Greenwich

St Alfege's Church

St Alfege's Church

St Alfege was an Archbishop of Canterbury who was captured by a raiding party of Danes in 1012. They decided to hold him to ransom, but he refused to pay and was put to death, allegedly in Greenwich.

A church was built on the supposed site of his death in the twelfth century, and it lasted until the beginning of the eighteenth century. The church became the royal church in Tudor times when the court was based at Greenwich (see The Old Royal Naval College). It was mostly destroyed during a storm in 1710, and the present church was commissioned in 1711 and built in 1714.

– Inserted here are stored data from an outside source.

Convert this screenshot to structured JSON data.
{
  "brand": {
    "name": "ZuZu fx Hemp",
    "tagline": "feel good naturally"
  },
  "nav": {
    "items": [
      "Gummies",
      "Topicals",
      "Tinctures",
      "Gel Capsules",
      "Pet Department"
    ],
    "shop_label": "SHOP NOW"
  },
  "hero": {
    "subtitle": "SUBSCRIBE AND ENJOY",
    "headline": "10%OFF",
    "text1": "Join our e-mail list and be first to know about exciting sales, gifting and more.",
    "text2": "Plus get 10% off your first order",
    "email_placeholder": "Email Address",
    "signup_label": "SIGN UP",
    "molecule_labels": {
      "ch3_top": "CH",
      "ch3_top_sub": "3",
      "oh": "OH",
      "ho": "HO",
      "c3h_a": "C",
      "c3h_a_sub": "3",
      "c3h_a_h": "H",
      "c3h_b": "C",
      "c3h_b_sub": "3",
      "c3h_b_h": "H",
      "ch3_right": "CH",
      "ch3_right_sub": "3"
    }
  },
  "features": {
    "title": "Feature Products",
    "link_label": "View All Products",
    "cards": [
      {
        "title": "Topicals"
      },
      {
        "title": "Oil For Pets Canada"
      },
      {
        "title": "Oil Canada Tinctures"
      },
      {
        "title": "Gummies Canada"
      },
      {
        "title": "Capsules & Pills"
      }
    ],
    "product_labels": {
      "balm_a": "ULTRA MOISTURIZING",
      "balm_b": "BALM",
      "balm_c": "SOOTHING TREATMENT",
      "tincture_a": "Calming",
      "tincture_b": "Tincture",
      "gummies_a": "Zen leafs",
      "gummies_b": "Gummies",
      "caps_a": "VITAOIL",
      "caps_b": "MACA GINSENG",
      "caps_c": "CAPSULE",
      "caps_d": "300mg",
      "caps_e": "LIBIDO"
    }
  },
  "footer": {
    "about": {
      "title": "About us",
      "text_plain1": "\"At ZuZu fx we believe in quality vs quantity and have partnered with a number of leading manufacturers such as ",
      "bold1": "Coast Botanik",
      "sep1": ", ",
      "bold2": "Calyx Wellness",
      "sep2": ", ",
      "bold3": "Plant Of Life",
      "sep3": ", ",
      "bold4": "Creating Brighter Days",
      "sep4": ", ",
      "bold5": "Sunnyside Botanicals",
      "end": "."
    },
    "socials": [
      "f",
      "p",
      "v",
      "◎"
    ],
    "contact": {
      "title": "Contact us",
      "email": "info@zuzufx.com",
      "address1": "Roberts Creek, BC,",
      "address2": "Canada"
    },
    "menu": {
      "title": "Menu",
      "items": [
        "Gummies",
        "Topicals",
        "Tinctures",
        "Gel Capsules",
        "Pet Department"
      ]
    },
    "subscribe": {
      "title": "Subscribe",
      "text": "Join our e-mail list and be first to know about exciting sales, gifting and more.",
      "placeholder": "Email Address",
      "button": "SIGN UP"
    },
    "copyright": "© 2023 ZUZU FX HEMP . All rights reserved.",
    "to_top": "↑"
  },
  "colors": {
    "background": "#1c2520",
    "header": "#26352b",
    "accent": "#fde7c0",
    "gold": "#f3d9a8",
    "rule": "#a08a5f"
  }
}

The architect was Nicholas Hawksmoor, who designed an imposing classical building in Portland stone. Hawksmoor built the church incorporating the tower left still standing from the old church, but in 1730 John James encased the tower and added a steeple in the style of Wren. The interior was gutted during the last war, but was restored by Sir Albert Richardson in 1953.

Buried under the church is General James Wolfe (see also General Wolfe Statue), the hero of Quebec. There are four memorials to him inside the church; the 1762 painting by Edward Peary, "The Death of Wolfe", a wall tablet, a replica of his coffin plate in the floor, and a stained glass window.

Another notable buried under the church is Thomas Tallis, the composer and royal organist between 1540 and his death in 1585. He, too, has a number of memorials in the church. There is a replica of the original brass, a brass tablet erected in 1876, a 16th century organ console probably used by him, plus a stained glass window.